Red means that campus is only open to essential workers and those who live within the gates, such as protestors who make it onto the lawns and keep a tent up long enough to establish squatter’s rights.
Columbia Chief Operating Officer Cas Holloway, whose sleep was obviously disturbed by the crickets protesters released in his apartment building in August, also announced a companion mobile app called ReopenCU, which will also be color-coded in accordance with an affiliate’s level of campus access.
Every day, affiliates must open the app and attest individually that “1. I am not carrying any tents. 2. I am not carrying any hammers. 3. I am not carrying any fart spray chemical weapons.” Upon successful completion (it’s unclear which requirements need to be satisfied) they will be issued a “Green Pass” that they must show to Public Safety officers upon request. I can already see the Spectator headlines forming: “Columbia students’ campus access to be determined by color.” (Okay, to be clear there is no app but wouldn’t it be just a tiny bit funny if things came full circle for us seniors, who entered college with the ReopenCU app?)
We got a preview of how this will play out when, on August 12, the University went into “orange” status due to “reports of potential disruptions at Columbia and on college campuses across the country.” What are these “reports,” you may ask?
One possibility is that they’re just responding to a singular quote from a protest organizer. “Encampment is now our new base, as in the past, it used to be protests. Students would do protests every day, but now, kind of, encampments is the new base for us,” Mahmoud Khalil, a student negotiator for Columbia University Apartheid Divest, told The Hill.
Another possibility is that the administration is preparing for a new strategy.

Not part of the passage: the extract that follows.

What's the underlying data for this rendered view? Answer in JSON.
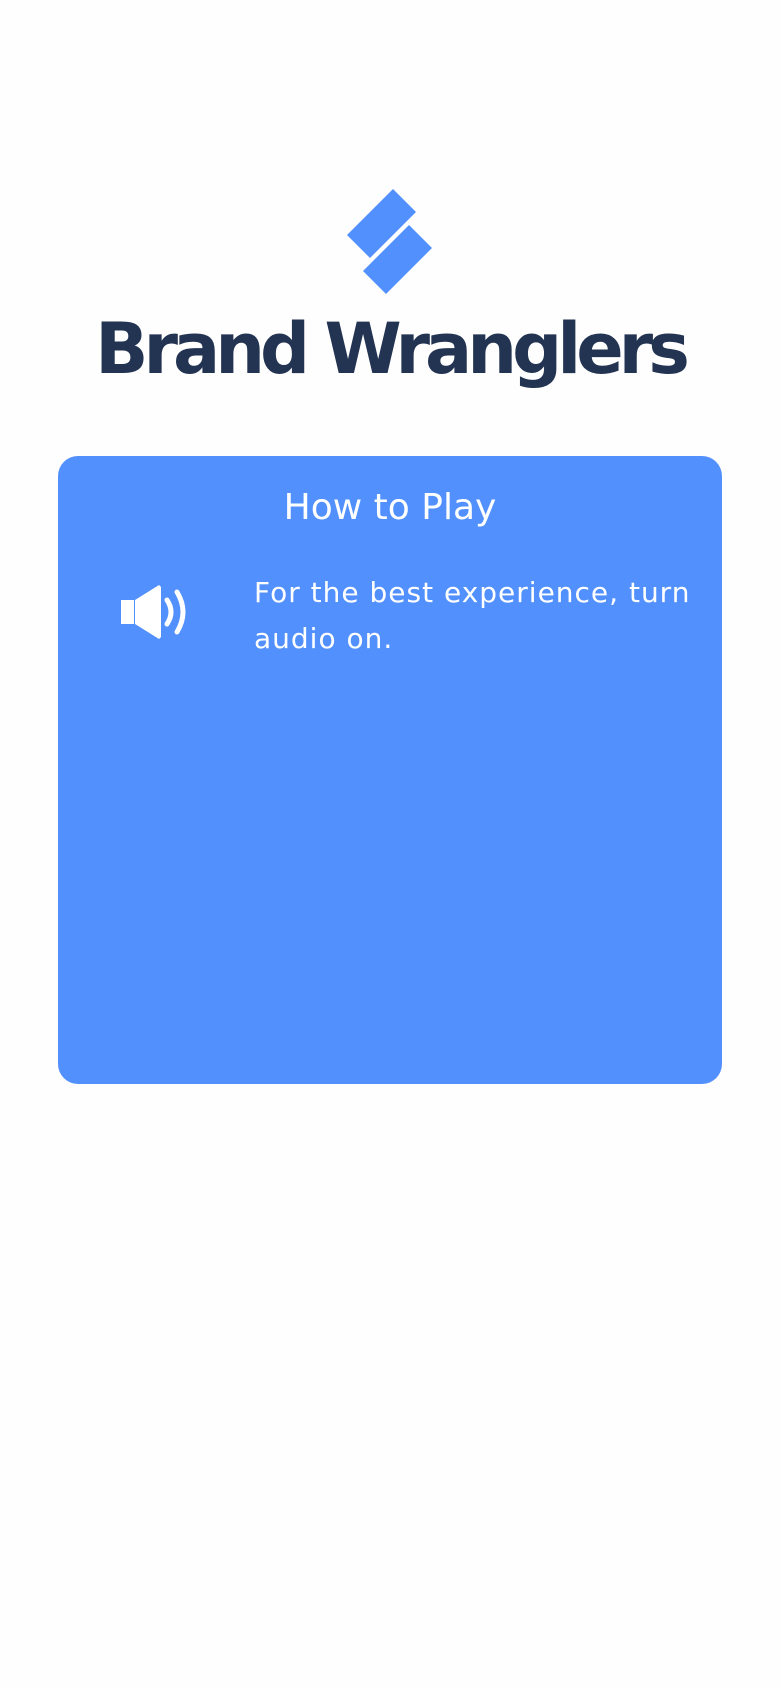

Some, including the Young Democratic Socialists of America, have acknowledged that the encampment strategy “did not win.” So, YDSA has called on their university chapters, which includes Columbia’s, to hold a “Student Strike for Palestine,” i.e. skipping class, something students totally won’t do if the administration makes it 10 times harder to get into campus.
So, it seems that the color-coding system is just based on vibes. Maybe it’s the gym teacher mentality: Just like how the whole class has to run laps because one guy was goofing around during pushups, now the whole school has to tune into the daily color announcement ceremony every morning because a couple people took an unapproved stroll through Hamilton. Cas Holloway can easily wake up and say, “You know what, I think this is a yellow kind of day!” extending the arms of the Low Leviathan to close one gate. Or he could spin a color wheel to set the vibe: If it’s red, so be it. Maybe some students will complain of racism. But the vibe is the vibe—even if the administration completely misses it.
Despite its philosophical flaws, protests will undoubtedly test this new system throughout the year. And hey, you never know, maybe…just maybe…this safety rainbow will shine through the clouds and change the world. But it will probably just annoy the shit out of everyone.
Mr. Engel is a senior at Columbia College studying history and a staff writer for Sundial.